Marie-Claire Bancquart (1932–2019) is the author of Every Minute Is First and more than thirty other collections of poetry and several novels. In her lifetime she was the recipient of numerous prizes, including the Prix Supervielle, the Prix Max Jacob, and the Prix Robert Ganzo. Bancquart was also president of the French arts council La Maison de la Poésie and a professor emerita of the Université Paris-Sorbonne, where she taught French literature until her retirement in 1994. She lived in Paris for most of her life with her husband, Alain Bancquart, a musician and composer.

Jody Gladding is a poet and translator with five books of poems and forty translations from French by authors such as Roland Barthes, Jean Giono, Julia Kristeva, and Pierre Michon.

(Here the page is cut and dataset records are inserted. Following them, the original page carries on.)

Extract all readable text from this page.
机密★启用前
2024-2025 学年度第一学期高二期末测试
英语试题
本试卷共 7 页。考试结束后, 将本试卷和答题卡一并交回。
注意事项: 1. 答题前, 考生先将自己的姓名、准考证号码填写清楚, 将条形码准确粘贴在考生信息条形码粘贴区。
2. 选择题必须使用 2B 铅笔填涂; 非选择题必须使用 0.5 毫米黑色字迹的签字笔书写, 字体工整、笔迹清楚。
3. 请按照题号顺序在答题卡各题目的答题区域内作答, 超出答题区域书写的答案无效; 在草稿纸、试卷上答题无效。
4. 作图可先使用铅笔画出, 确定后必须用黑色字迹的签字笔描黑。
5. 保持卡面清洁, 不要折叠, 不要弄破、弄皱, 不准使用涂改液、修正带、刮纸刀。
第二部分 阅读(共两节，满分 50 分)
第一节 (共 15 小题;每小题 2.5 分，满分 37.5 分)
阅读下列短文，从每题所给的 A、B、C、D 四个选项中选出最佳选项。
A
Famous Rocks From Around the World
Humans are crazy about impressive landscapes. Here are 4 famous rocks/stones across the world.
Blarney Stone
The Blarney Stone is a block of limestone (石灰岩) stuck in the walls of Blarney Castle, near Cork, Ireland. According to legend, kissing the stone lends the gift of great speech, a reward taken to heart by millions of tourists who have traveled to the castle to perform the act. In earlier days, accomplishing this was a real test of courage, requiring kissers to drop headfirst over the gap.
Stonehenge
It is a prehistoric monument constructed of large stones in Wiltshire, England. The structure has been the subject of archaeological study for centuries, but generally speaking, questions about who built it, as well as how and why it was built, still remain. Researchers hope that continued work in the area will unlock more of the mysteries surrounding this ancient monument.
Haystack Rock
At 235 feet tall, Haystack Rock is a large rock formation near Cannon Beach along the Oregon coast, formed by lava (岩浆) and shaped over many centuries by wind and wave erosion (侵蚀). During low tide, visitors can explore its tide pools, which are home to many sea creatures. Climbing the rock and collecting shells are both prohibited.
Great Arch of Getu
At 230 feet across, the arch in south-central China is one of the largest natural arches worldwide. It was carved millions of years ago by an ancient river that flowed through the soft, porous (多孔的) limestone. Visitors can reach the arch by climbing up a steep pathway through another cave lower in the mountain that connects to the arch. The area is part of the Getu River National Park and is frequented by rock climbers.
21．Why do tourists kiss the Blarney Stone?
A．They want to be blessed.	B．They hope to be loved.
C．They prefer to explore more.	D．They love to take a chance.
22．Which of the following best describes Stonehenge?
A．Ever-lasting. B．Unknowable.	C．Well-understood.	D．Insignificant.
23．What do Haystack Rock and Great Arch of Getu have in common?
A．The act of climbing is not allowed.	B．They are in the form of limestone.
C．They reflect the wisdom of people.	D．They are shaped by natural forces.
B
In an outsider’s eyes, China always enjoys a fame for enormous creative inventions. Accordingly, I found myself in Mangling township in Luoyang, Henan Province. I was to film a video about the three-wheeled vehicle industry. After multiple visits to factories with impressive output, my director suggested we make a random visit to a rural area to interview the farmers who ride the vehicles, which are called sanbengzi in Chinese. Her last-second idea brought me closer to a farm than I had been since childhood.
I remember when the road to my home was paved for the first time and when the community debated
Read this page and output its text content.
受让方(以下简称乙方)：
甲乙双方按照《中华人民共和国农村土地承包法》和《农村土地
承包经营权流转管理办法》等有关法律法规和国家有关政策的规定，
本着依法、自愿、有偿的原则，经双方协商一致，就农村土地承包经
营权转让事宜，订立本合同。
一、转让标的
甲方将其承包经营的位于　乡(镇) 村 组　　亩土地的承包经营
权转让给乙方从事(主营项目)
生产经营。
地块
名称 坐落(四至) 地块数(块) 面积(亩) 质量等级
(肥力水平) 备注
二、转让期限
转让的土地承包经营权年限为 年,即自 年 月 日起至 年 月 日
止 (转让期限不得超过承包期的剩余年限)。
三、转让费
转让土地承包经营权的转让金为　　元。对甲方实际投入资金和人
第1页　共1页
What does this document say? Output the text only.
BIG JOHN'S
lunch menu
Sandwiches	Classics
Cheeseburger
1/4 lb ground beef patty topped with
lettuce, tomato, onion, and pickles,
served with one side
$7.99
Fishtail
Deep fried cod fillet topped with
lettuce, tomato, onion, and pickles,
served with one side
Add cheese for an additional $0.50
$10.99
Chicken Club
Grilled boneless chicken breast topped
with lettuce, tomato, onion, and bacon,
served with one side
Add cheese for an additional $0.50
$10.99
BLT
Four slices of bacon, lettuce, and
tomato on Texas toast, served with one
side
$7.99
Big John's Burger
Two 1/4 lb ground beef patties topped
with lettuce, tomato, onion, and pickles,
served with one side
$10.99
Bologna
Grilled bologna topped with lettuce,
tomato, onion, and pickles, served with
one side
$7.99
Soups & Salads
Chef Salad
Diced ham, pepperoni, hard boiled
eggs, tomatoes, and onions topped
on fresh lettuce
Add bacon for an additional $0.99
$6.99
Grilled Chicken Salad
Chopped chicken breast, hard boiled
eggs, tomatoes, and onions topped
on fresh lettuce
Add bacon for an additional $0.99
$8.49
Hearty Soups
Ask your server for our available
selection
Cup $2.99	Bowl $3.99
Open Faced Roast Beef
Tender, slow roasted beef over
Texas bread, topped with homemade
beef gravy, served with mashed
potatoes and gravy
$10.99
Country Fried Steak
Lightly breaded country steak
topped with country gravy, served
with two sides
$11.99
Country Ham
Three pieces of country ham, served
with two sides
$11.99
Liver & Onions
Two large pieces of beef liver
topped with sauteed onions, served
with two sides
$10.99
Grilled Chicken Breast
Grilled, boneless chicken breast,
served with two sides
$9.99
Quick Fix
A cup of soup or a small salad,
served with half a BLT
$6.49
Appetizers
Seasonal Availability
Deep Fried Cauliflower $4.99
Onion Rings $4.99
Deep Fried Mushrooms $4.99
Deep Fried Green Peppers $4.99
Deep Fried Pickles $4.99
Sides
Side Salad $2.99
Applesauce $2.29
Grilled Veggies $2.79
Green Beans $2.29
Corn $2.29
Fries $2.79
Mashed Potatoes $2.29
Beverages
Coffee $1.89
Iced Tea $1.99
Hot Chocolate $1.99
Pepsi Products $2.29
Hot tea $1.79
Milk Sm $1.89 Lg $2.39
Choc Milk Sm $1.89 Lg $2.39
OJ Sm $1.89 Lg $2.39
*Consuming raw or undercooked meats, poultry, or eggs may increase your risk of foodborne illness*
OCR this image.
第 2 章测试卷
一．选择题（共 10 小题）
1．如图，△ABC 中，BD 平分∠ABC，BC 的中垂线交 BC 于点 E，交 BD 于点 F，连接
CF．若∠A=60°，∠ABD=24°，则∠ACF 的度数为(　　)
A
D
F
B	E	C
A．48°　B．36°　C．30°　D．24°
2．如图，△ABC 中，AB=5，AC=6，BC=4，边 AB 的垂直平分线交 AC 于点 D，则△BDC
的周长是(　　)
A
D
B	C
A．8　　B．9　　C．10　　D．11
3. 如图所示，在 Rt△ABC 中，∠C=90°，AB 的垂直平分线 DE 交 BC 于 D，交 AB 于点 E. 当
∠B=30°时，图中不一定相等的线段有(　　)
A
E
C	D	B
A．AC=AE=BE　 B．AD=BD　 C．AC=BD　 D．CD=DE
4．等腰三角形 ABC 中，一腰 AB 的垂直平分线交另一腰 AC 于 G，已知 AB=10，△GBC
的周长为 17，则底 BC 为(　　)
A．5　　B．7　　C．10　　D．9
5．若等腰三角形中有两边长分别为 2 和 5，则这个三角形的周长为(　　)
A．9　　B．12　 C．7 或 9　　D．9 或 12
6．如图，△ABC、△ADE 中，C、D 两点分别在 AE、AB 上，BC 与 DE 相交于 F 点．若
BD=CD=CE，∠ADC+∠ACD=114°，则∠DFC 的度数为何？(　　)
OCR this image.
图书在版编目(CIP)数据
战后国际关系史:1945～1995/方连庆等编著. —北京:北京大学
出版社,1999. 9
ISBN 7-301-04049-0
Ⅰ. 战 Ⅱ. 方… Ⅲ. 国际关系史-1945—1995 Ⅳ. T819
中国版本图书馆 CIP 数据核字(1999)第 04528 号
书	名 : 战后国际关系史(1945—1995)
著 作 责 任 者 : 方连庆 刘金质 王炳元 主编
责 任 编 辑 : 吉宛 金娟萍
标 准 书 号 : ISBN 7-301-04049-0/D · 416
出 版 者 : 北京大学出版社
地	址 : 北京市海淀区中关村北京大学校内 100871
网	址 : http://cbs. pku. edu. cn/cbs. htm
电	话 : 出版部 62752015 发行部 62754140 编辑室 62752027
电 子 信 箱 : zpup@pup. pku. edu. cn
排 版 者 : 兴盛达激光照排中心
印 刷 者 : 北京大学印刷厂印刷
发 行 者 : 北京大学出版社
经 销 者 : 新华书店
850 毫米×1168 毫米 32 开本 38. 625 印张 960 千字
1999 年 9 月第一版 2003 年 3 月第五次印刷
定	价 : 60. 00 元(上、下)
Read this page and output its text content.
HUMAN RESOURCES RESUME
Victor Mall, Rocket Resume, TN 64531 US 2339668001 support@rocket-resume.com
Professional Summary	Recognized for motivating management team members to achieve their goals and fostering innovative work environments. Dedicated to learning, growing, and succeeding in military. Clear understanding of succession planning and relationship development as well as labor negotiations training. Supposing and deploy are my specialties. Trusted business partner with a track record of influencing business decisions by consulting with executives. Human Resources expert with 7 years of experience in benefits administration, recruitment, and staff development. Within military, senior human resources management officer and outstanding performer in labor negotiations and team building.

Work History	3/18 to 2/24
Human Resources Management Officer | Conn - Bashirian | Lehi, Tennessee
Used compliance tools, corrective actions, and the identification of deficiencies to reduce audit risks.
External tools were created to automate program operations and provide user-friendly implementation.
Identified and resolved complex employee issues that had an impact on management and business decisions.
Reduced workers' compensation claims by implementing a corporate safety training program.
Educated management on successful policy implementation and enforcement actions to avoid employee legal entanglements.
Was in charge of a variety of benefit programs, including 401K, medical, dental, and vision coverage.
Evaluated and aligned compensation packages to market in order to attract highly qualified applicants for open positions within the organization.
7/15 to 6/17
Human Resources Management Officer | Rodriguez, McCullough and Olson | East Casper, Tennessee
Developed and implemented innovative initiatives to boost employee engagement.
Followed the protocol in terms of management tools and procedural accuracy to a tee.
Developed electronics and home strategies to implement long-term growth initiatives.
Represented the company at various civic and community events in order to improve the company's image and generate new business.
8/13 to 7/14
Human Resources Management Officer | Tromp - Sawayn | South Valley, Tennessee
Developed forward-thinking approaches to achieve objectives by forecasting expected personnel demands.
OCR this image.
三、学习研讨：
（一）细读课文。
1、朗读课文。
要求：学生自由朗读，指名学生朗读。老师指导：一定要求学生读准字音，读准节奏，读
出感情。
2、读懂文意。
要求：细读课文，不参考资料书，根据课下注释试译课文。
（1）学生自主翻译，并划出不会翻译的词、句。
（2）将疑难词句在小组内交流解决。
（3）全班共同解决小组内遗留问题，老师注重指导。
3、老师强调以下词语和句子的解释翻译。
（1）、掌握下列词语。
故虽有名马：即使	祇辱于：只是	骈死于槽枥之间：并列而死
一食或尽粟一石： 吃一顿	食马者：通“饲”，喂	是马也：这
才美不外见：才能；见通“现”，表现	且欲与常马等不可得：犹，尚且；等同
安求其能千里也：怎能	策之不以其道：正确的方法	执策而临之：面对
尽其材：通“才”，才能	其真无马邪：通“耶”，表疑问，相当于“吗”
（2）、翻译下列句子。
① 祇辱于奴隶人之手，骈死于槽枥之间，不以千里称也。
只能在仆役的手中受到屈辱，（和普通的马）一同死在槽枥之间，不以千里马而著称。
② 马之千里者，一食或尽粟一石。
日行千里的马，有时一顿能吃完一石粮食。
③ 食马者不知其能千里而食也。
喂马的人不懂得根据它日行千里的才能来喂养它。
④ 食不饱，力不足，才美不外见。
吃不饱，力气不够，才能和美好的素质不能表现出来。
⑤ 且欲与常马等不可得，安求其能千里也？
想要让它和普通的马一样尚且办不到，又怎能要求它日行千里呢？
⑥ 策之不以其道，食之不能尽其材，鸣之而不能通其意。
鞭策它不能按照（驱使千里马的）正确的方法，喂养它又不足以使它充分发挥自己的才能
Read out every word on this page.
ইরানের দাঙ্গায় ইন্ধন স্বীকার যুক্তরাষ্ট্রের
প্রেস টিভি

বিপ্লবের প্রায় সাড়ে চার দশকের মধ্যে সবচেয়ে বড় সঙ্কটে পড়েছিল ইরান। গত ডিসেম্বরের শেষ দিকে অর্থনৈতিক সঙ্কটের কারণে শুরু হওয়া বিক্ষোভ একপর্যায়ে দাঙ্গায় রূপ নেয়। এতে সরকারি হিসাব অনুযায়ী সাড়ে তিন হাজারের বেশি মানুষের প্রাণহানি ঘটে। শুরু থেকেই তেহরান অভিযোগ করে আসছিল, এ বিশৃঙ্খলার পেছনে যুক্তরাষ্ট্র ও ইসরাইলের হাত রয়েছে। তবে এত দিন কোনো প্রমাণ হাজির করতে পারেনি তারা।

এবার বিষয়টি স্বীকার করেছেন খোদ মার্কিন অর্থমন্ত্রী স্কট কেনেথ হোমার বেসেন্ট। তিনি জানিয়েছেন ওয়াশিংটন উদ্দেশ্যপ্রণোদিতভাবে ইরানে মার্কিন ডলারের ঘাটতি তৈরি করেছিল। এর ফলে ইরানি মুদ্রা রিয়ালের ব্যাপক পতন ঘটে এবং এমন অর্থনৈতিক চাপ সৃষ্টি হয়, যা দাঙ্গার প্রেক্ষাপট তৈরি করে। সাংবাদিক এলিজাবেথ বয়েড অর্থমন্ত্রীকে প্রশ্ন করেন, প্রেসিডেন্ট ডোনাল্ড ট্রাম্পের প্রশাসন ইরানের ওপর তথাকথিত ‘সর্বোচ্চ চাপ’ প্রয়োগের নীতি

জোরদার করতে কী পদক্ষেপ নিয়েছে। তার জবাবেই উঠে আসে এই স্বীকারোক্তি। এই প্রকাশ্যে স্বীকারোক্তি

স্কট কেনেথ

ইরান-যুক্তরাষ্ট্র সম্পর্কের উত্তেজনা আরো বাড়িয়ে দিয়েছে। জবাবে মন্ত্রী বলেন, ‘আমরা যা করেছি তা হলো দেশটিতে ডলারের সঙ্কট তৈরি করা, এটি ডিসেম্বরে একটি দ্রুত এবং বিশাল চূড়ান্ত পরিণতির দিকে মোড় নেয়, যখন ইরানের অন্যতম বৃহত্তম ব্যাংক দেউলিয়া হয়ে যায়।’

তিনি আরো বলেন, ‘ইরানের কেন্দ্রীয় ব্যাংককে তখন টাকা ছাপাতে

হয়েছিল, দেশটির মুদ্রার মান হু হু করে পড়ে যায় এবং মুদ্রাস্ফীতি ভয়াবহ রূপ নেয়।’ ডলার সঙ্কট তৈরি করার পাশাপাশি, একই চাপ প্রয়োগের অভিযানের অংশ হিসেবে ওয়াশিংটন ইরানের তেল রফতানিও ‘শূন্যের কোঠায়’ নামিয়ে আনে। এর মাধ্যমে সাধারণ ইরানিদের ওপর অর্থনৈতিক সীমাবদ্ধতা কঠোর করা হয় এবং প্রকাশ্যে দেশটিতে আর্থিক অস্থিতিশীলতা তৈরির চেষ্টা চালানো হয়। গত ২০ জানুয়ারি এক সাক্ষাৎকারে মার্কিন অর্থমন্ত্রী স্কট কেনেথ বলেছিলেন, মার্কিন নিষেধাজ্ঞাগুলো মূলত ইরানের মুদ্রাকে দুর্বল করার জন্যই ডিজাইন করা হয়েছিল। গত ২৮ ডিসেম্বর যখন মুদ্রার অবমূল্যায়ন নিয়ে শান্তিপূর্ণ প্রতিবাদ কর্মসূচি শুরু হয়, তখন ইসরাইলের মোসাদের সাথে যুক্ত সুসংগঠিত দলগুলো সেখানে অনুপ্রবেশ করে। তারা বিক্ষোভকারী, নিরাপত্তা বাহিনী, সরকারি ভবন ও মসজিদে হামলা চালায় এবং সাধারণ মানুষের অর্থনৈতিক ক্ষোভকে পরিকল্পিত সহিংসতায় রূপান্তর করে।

She has published three previous books with Milkweed Editions, including her own poetry in the books Rooms and Their Airs and Translations from Bark Beetle as well as a translation of Geneviève Damas’s novel If You Cross the River, which was a finalist for the PEN Translation Prize. She has won the Whiting Award, Yale Younger Poets Award, and numerous others for her poetry and was a finalist for the 2004 French-American Foundation Translation Prize with Jean Giono’s The Serpent of Stars. Gladding has taught in the MFA in Writing Program at Vermont College of Fine Arts and has lived in France for extended periods over the last twenty-five years. Her most recent poetry collection is I entered without words. She lives and works in East Calais, Vermont.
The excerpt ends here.